The Standard Multihash Table reserves some ranges for growth,
and for custom tables:

0x01-0x3f: reserved for SHA standard functions.

A fourth of all integers is reserved for custom tables. That
way, neither the numbers for the standard table nor for custom
tables can run out. The reserved numbers are at the upper
fourth of every varint range. This means the following ranges,
and the series they imply:

0d96 to 0d127 or 0b1100000 to 0b1111111
0d12288 to 0d16383 or 0b11000000000000 to 0b11111111111111

Put another way: every varint byte contributes 7 bits to the
number. We say that all numbers whose 7-bit representation
starts with 0b11..., are reserved for custom tables. This
is a fourth of all numbers, and yields the sequence above.

TODO: check if the above makes sense readily, or we want a
better explanation or a better range.

### Custom Tables

Uses MAY create custom multihash tables to use custom hash
functions not defined in the Standard Multihash Table. In
order to avoid any ambiguity whatsoever, these custom tables
MUST be strict super-sets of the Standard Multihash Table.
Therefore, they MUST define any custom functions with the
integer codes reserved for this purpose, and must use string
names that begin with `x-`.

# example custom table. superset of SMT
# 0x01-0x0f reserved for application specific functions
# 0x10-0x3f reserved for SHA standard functions
0x00, identity
0x11, sha1
0x12, sha2-256
0x13, sha2-512
0x14, sha3-512
0x15, sha3-384
0x16, sha3-256
0x17, sha3-224
0x18, shake-128
0x19, shake-256
0x40, blake2b
0x41, blake2s

### Self-Describing Multihash Tables

It is possible to define a multihash table using completely
self-describing definitions, meaning that the hash function
itself is stored not by name but as a code value. How to do
that is left up to future specifications. If one is defined,
this specification SHOULD be updated to link to it.

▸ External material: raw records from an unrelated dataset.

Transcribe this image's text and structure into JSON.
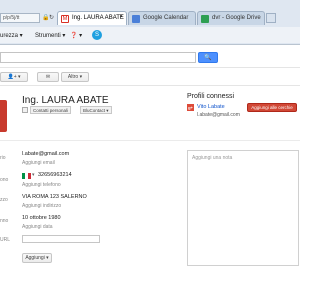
{
  "browser": {
    "address_fragment": "p/p/5j/tt",
    "tabs": [
      {
        "label": "Ing. LAURA ABATE",
        "close": "×",
        "favicon_color": "#d93025"
      },
      {
        "label": "Google Calendar",
        "favicon_color": "#4a7fd8"
      },
      {
        "label": "dvr - Google Drive",
        "favicon_color": "#2e9f52"
      }
    ],
    "menu": {
      "security": "urezza ▾",
      "tools": "Strumenti ▾",
      "help": "❓ ▾"
    }
  },
  "gmail": {
    "search_button": "🔍",
    "toolbar": {
      "add_contact": "👤+ ▾",
      "mail": "✉",
      "more": "Altro ▾"
    }
  },
  "contact": {
    "name": "Ing. LAURA ABATE",
    "groups": [
      "Contatti personali",
      "BluContact ▾"
    ],
    "email": {
      "label": "rio",
      "value": "l.abate@gmail.com",
      "add": "Aggiungi email"
    },
    "phone": {
      "label": "ono",
      "flag": "IT",
      "value": "32656963214",
      "add": "Aggiungi telefono"
    },
    "address": {
      "label": "zzo",
      "line1": "VIA ROMA 123 SALERNO",
      "add": "Aggiungi indirizzo"
    },
    "birthday": {
      "label": "nno",
      "value": "10 ottobre 1980",
      "add": "Aggiungi data"
    },
    "url": {
      "label": "URL",
      "value": ""
    },
    "add_button": "Aggiungi ▾"
  },
  "profiles": {
    "title": "Profili connessi",
    "name": "Vito Labate",
    "email": "l.abate@gmail.com",
    "add_circles": "Aggiungi alle cerchie"
  },
  "note": {
    "placeholder": "Aggiungi una nota"
  },
  "colors": {
    "accent": "#d14836",
    "link": "#1155cc",
    "brand_red": "#dd4b39"
  }
}
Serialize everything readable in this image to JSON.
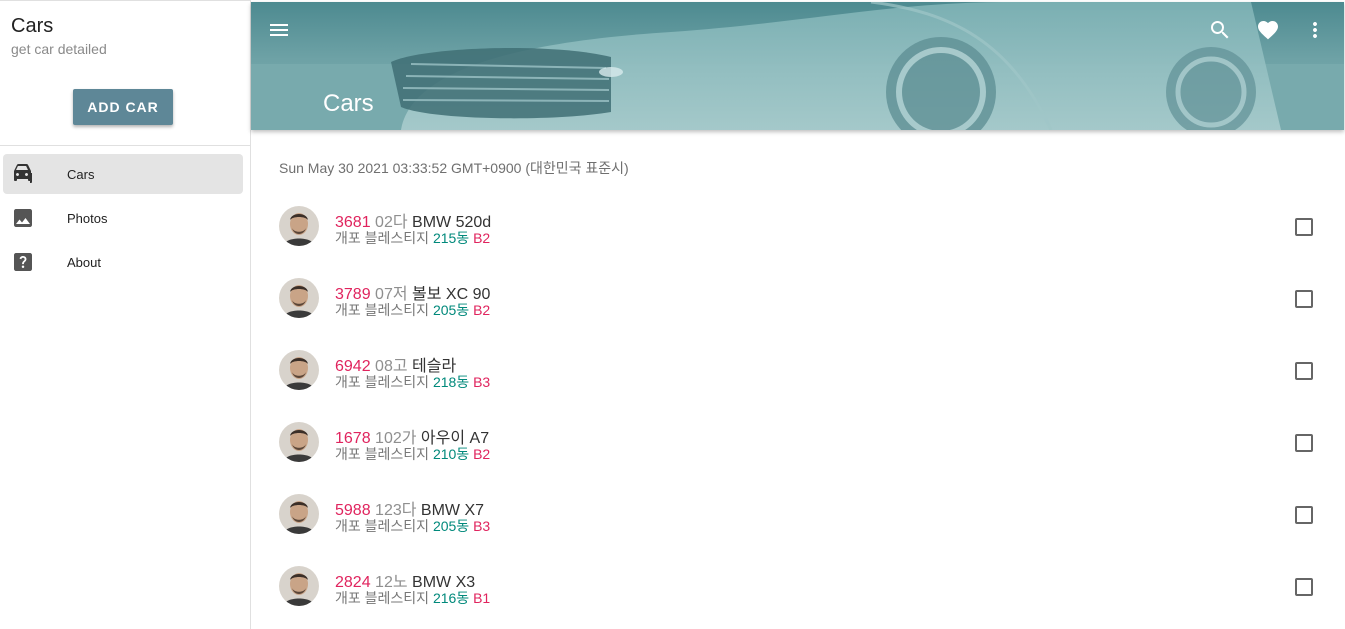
{
  "sidebar": {
    "title": "Cars",
    "subtitle": "get car detailed",
    "add_button": "ADD CAR",
    "items": [
      {
        "label": "Cars",
        "icon": "car-icon",
        "active": true
      },
      {
        "label": "Photos",
        "icon": "photo-icon",
        "active": false
      },
      {
        "label": "About",
        "icon": "help-icon",
        "active": false
      }
    ]
  },
  "header": {
    "title": "Cars",
    "icons": [
      "menu-icon",
      "search-icon",
      "heart-icon",
      "more-vert-icon"
    ]
  },
  "main": {
    "date": "Sun May 30 2021 03:33:52 GMT+0900 (대한민국 표준시)",
    "cars": [
      {
        "num": "3681",
        "prefix": "02다",
        "model": "BMW 520d",
        "apt": "개포 블레스티지",
        "dong": "215동",
        "parking": "B2",
        "checked": false
      },
      {
        "num": "3789",
        "prefix": "07저",
        "model": "볼보 XC 90",
        "apt": "개포 블레스티지",
        "dong": "205동",
        "parking": "B2",
        "checked": false
      },
      {
        "num": "6942",
        "prefix": "08고",
        "model": "테슬라",
        "apt": "개포 블레스티지",
        "dong": "218동",
        "parking": "B3",
        "checked": false
      },
      {
        "num": "1678",
        "prefix": "102가",
        "model": "아우이 A7",
        "apt": "개포 블레스티지",
        "dong": "210동",
        "parking": "B2",
        "checked": false
      },
      {
        "num": "5988",
        "prefix": "123다",
        "model": "BMW X7",
        "apt": "개포 블레스티지",
        "dong": "205동",
        "parking": "B3",
        "checked": false
      },
      {
        "num": "2824",
        "prefix": "12노",
        "model": "BMW X3",
        "apt": "개포 블레스티지",
        "dong": "216동",
        "parking": "B1",
        "checked": false
      }
    ]
  },
  "colors": {
    "accent": "#5e8797",
    "plate_number": "#e0245e",
    "dong": "#00897b",
    "header": "#6ea2a6"
  }
}
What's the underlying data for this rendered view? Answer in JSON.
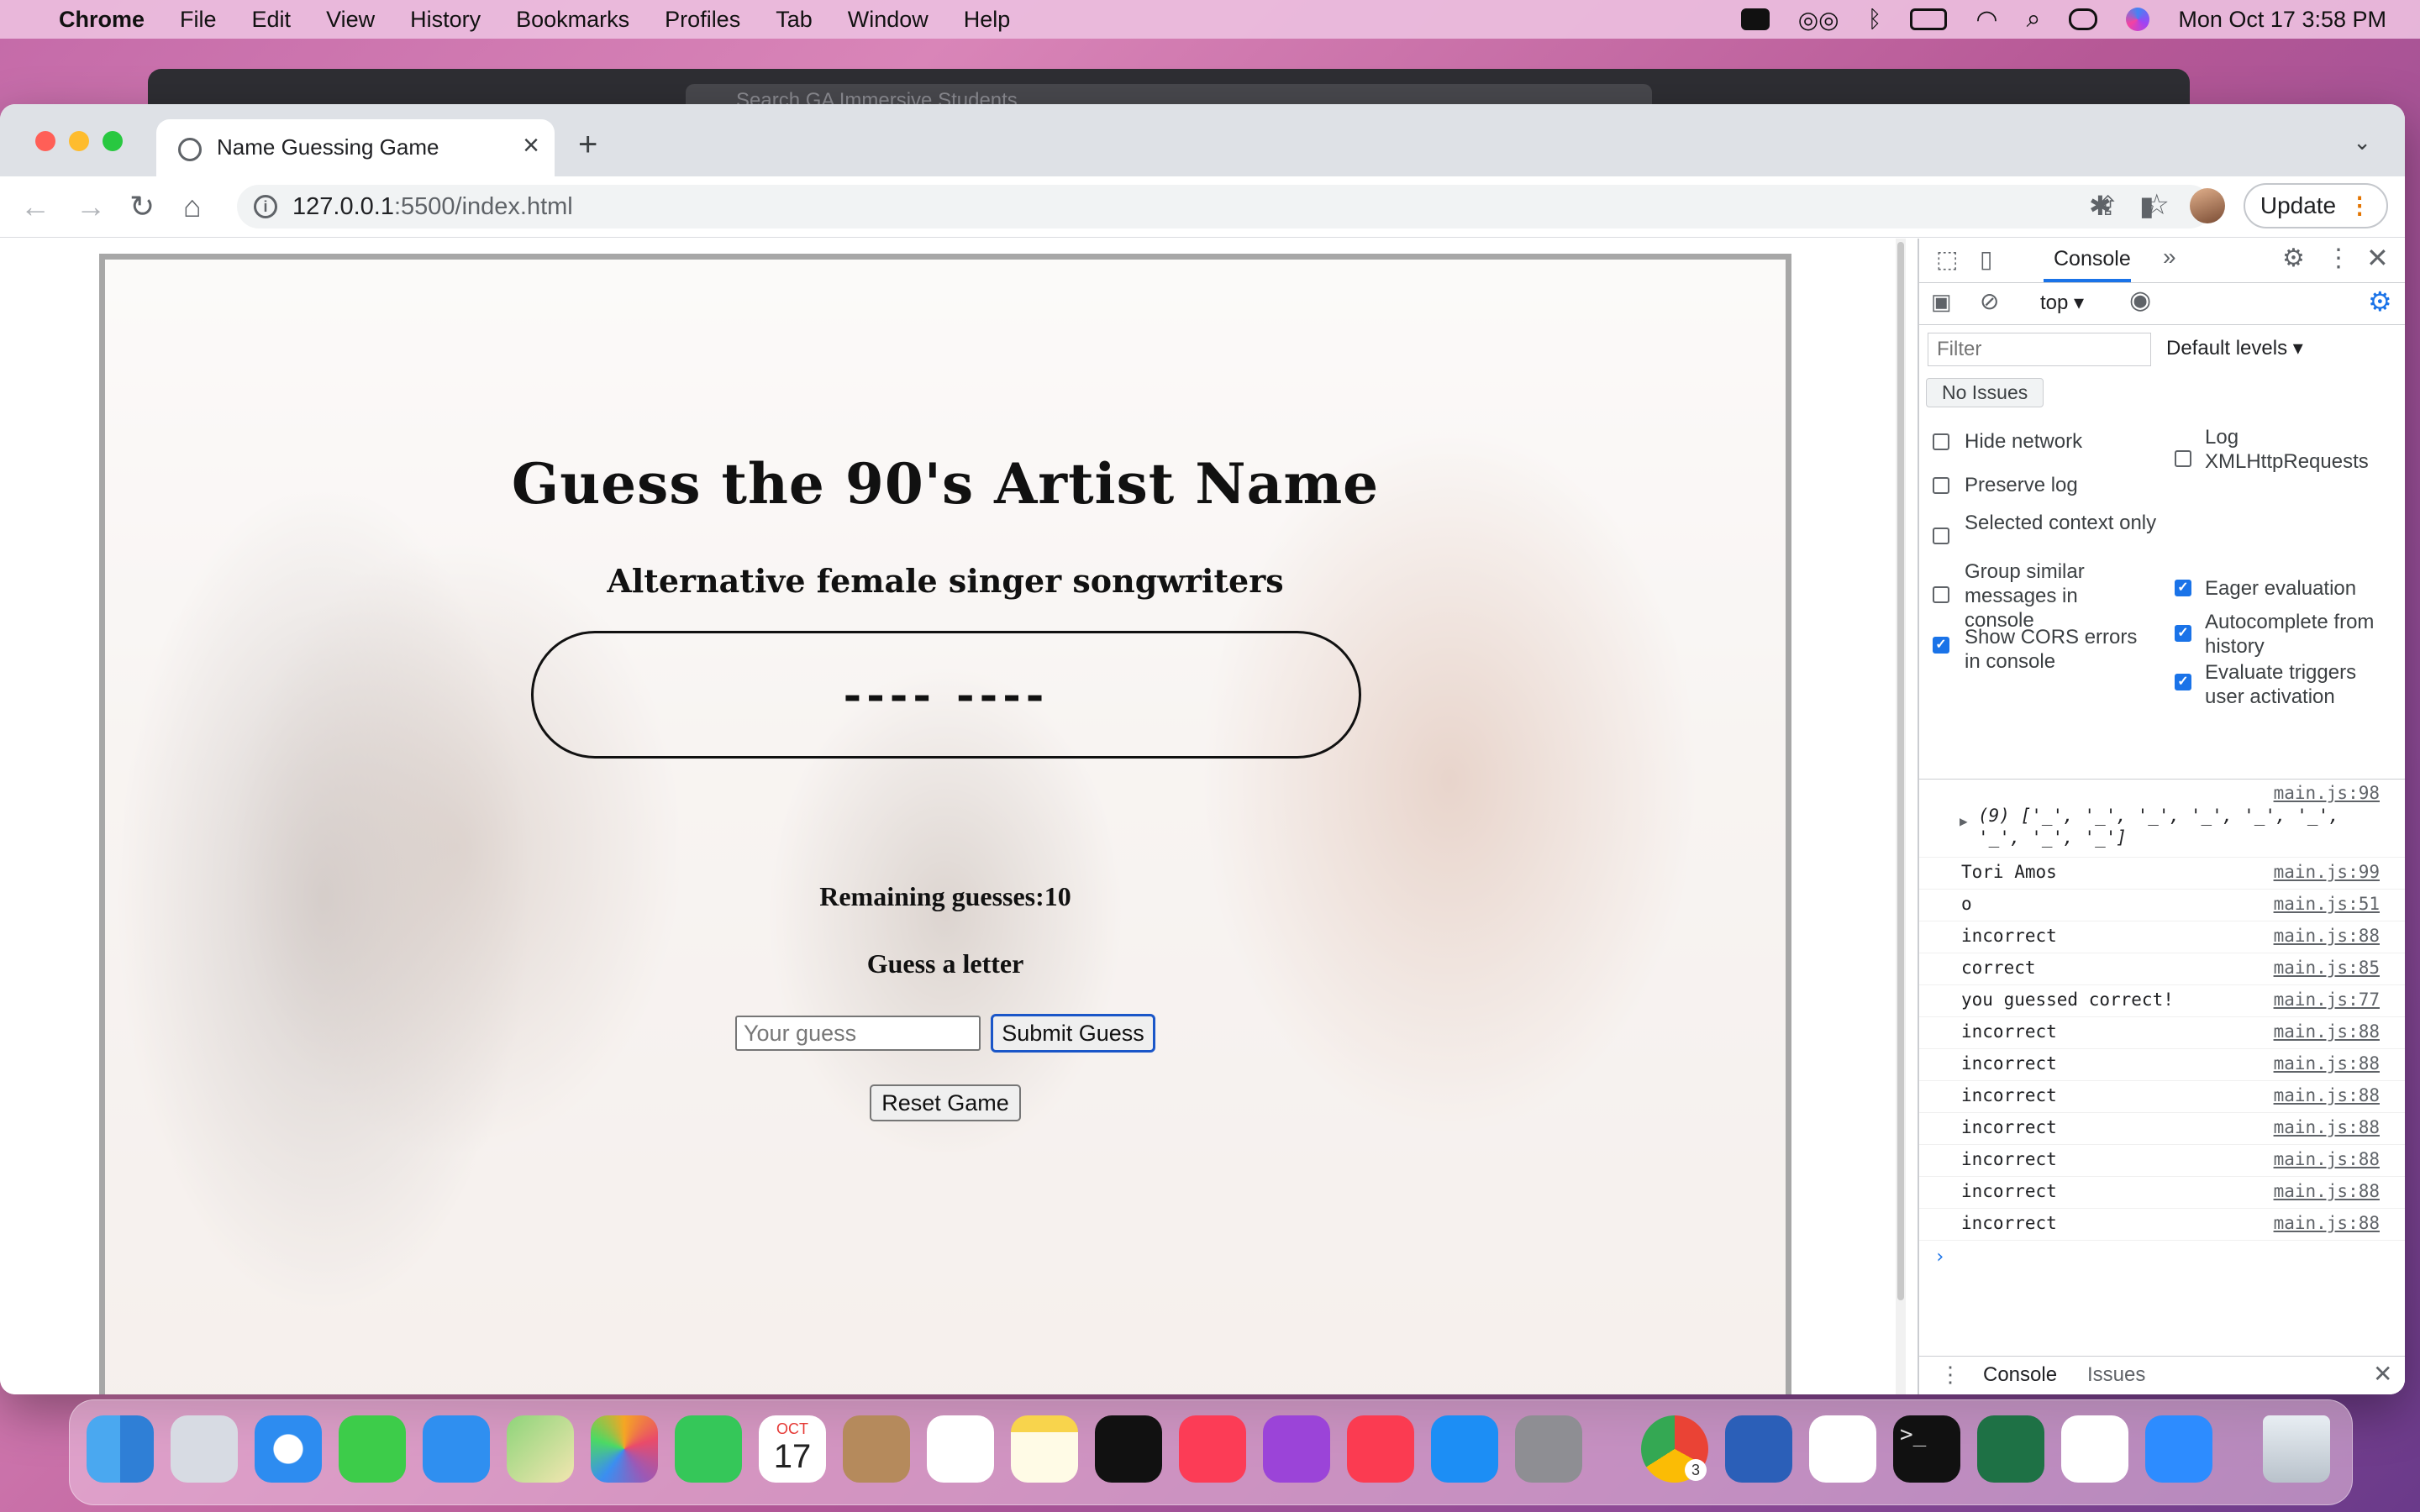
{
  "menubar": {
    "app": "Chrome",
    "items": [
      "File",
      "Edit",
      "View",
      "History",
      "Bookmarks",
      "Profiles",
      "Tab",
      "Window",
      "Help"
    ],
    "clock": "Mon Oct 17  3:58 PM"
  },
  "background_window": {
    "search_placeholder": "Search GA Immersive Students"
  },
  "browser": {
    "tab_title": "Name Guessing Game",
    "url_host": "127.0.0.1",
    "url_rest": ":5500/index.html",
    "update_label": "Update"
  },
  "game": {
    "title": "Guess the 90's Artist Name",
    "subtitle": "Alternative female singer songwriters",
    "word_display": "---- ----",
    "remaining_label": "Remaining guesses:",
    "remaining_count": "10",
    "prompt": "Guess a letter",
    "input_placeholder": "Your guess",
    "submit_label": "Submit Guess",
    "reset_label": "Reset Game"
  },
  "devtools": {
    "active_tab": "Console",
    "context": "top",
    "filter_placeholder": "Filter",
    "levels": "Default levels",
    "issues": "No Issues",
    "settings_left": [
      {
        "label": "Hide network",
        "checked": false
      },
      {
        "label": "Preserve log",
        "checked": false
      },
      {
        "label": "Selected context only",
        "checked": false
      },
      {
        "label": "Group similar messages in console",
        "checked": false
      },
      {
        "label": "Show CORS errors in console",
        "checked": true
      }
    ],
    "settings_right": [
      {
        "label": "Log XMLHttpRequests",
        "checked": false
      },
      {
        "label": "Eager evaluation",
        "checked": true
      },
      {
        "label": "Autocomplete from history",
        "checked": true
      },
      {
        "label": "Evaluate triggers user activation",
        "checked": true
      }
    ],
    "log": [
      {
        "msg": "(9) ['_', '_', '_', '_', '_', '_', '_', '_', '_']",
        "src": "main.js:98",
        "expandable": true
      },
      {
        "msg": "Tori Amos",
        "src": "main.js:99"
      },
      {
        "msg": "o",
        "src": "main.js:51"
      },
      {
        "msg": "incorrect",
        "src": "main.js:88"
      },
      {
        "msg": "correct",
        "src": "main.js:85"
      },
      {
        "msg": "you guessed correct!",
        "src": "main.js:77"
      },
      {
        "msg": "incorrect",
        "src": "main.js:88"
      },
      {
        "msg": "incorrect",
        "src": "main.js:88"
      },
      {
        "msg": "incorrect",
        "src": "main.js:88"
      },
      {
        "msg": "incorrect",
        "src": "main.js:88"
      },
      {
        "msg": "incorrect",
        "src": "main.js:88"
      },
      {
        "msg": "incorrect",
        "src": "main.js:88"
      },
      {
        "msg": "incorrect",
        "src": "main.js:88"
      }
    ],
    "drawer_tabs": [
      "Console",
      "Issues"
    ]
  },
  "dock": {
    "calendar_month": "OCT",
    "calendar_day": "17",
    "chrome_badge": "3",
    "apps": [
      "finder",
      "launchpad",
      "safari",
      "messages",
      "mail",
      "maps",
      "photos",
      "facetime",
      "calendar",
      "contacts",
      "reminders",
      "notes",
      "tv",
      "music",
      "podcasts",
      "news",
      "app-store",
      "system-preferences",
      "chrome",
      "word",
      "slack",
      "terminal",
      "excel",
      "vscode",
      "zoom",
      "trash"
    ]
  }
}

## Specification of the multihash format

Multihash is a self-describing format to store, transmit, and
display hash function digest values. It is unambiguous, provides
"algorithmic agility", prevents "algorithm lock-in", improves the
security of hash value transmissions, and improves the usability
of hash functions.

The multihash format is very simple. It defines a single value
type: a multihash value. A multihash value consists of three parts:

1. Hash Function Code: an integer code representing a hash
function from a pre-determined hash function table, expressed
as a varint.
2. Digest Length: the length of the hash function digest value,
expressed as a varint.
3. Digest Value: the hash function digest value, conforming to
the Digest Length

These three parts are laid out in a byte sequence as follows:

<hash-function-code><digest-length><digest-value>

The multihash format defines two representations for a multihash
value:

1. Packed Representation: a compact representation for use
on the wire, in storage, in displays, and in other identifiers.
2. Explanation Representation: a larger, human readable
representation to make distinguishing values easier on
developers.

Both representations follow the same parts order as above, only
changing each of the parts.

For all intents and purposes, the Packed Representation is the
main contribution of this specification. The Explanation
Representation is merely here to provide a single standard way to
dump out values in more readable forms.

### Packed Representation

The Packed Representation is a compact representation optimized
for transmitting, storing, displaying, and using multihashes.
It is optimized to avoid wasting space. It is also tuned to be
incorporated into other values, such as content-addressed store
identifiers, URI/URLs, unix filesystem paths, and more. This is
the primary representation of a multihash format.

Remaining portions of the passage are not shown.